25 marca 1992 r. została ogłoszona bulla Totus Tuus Poloniae
populus, mocą której papież Jan Paweł II dokonał nowego podziału
administracyjnego Kościoła w Polsce. Powstało wówczas 13 nowych diecezji,
a wśród nich diecezja łowicka, której ordynariuszem został mianowany
bp Alojzy Orszulik SAC. W związku z 10. rocznicą tego podziału, Ojciec
Święty zaprosił do Rzymu na dzień 9 marca 2002 r. metropolitów nowych
metropolii i pasterzy nowo powstałych diecezji oraz wiernych.
Organizatorem pielgrzymki z diecezji łowickiej był Wydział
Duszpasterski Kurii.

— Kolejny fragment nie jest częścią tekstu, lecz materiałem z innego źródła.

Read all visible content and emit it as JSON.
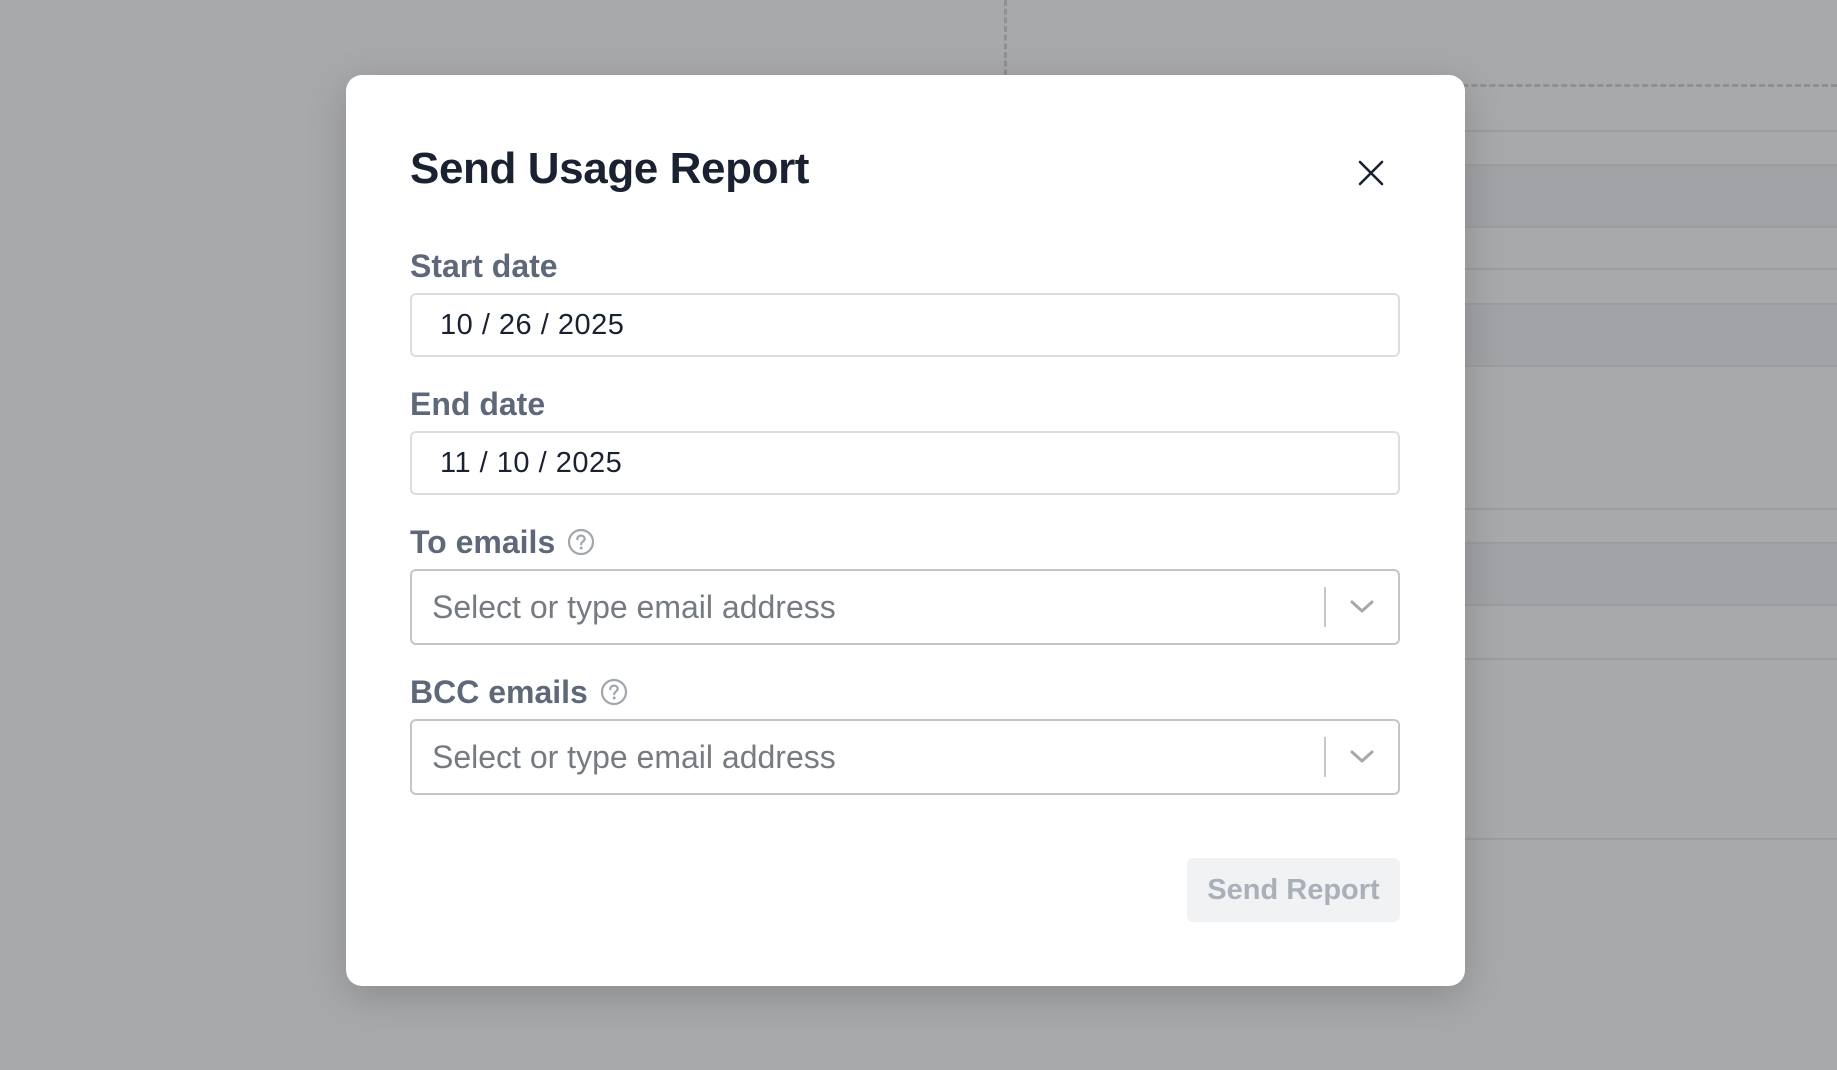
{
  "modal": {
    "title": "Send Usage Report",
    "start_date": {
      "label": "Start date",
      "value": "10 / 26 / 2025"
    },
    "end_date": {
      "label": "End date",
      "value": "11 / 10 / 2025"
    },
    "to_emails": {
      "label": "To emails",
      "placeholder": "Select or type email address"
    },
    "bcc_emails": {
      "label": "BCC emails",
      "placeholder": "Select or type email address"
    },
    "send_button_label": "Send Report"
  },
  "icons": {
    "close": "close-icon",
    "help": "help-circle-icon",
    "dropdown": "chevron-down-icon"
  },
  "colors": {
    "overlay": "#a8a9ab",
    "title": "#1a2232",
    "label": "#5e6878",
    "disabled_button_bg": "#f1f2f4",
    "disabled_button_text": "#aab0b9"
  }
}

Na zaproszenie do wzięcia udziału w pielgrzymce
dziękczynnej odpowiedziało blisko 100 osób, które 4 marca po Mszy
św. w katedrze łowickiej z błogosławieństwem Biskupa Łowickiego,
wyruszyły w drogę do Wiecznego Miasta pod opieką duchową ks. Henryka
Andrzejewskiego i ks. Krzysztofa Michalskiego.
Trasa przejazdu wiodła przez Padwę, Wenecję i Asyż do
Rzymu, a potem dalej na Monte Cassino, do San Giovani Rotondo, Lanciano,
Loretto i San Marino. Każdego dnia centrum pielgrzymowania stanowiła
Eucharystia sprawowana w bardzo szczególnych miejscach. Również w
czasie przejazdów łączyliśmy się duchowo z Ojcem Świętym i tymi,
którzy zostali w diecezji podczas modlitwy Anioł Pański oraz Godzinek
o Niepokalanym Poczęciu Najświętszej Maryi Panny. Nie zabrakło również
Koronki do Miłosierdzia Bożego.
Nim przybyliśmy do Rzymu, nawiedziliśmy bazylikę św.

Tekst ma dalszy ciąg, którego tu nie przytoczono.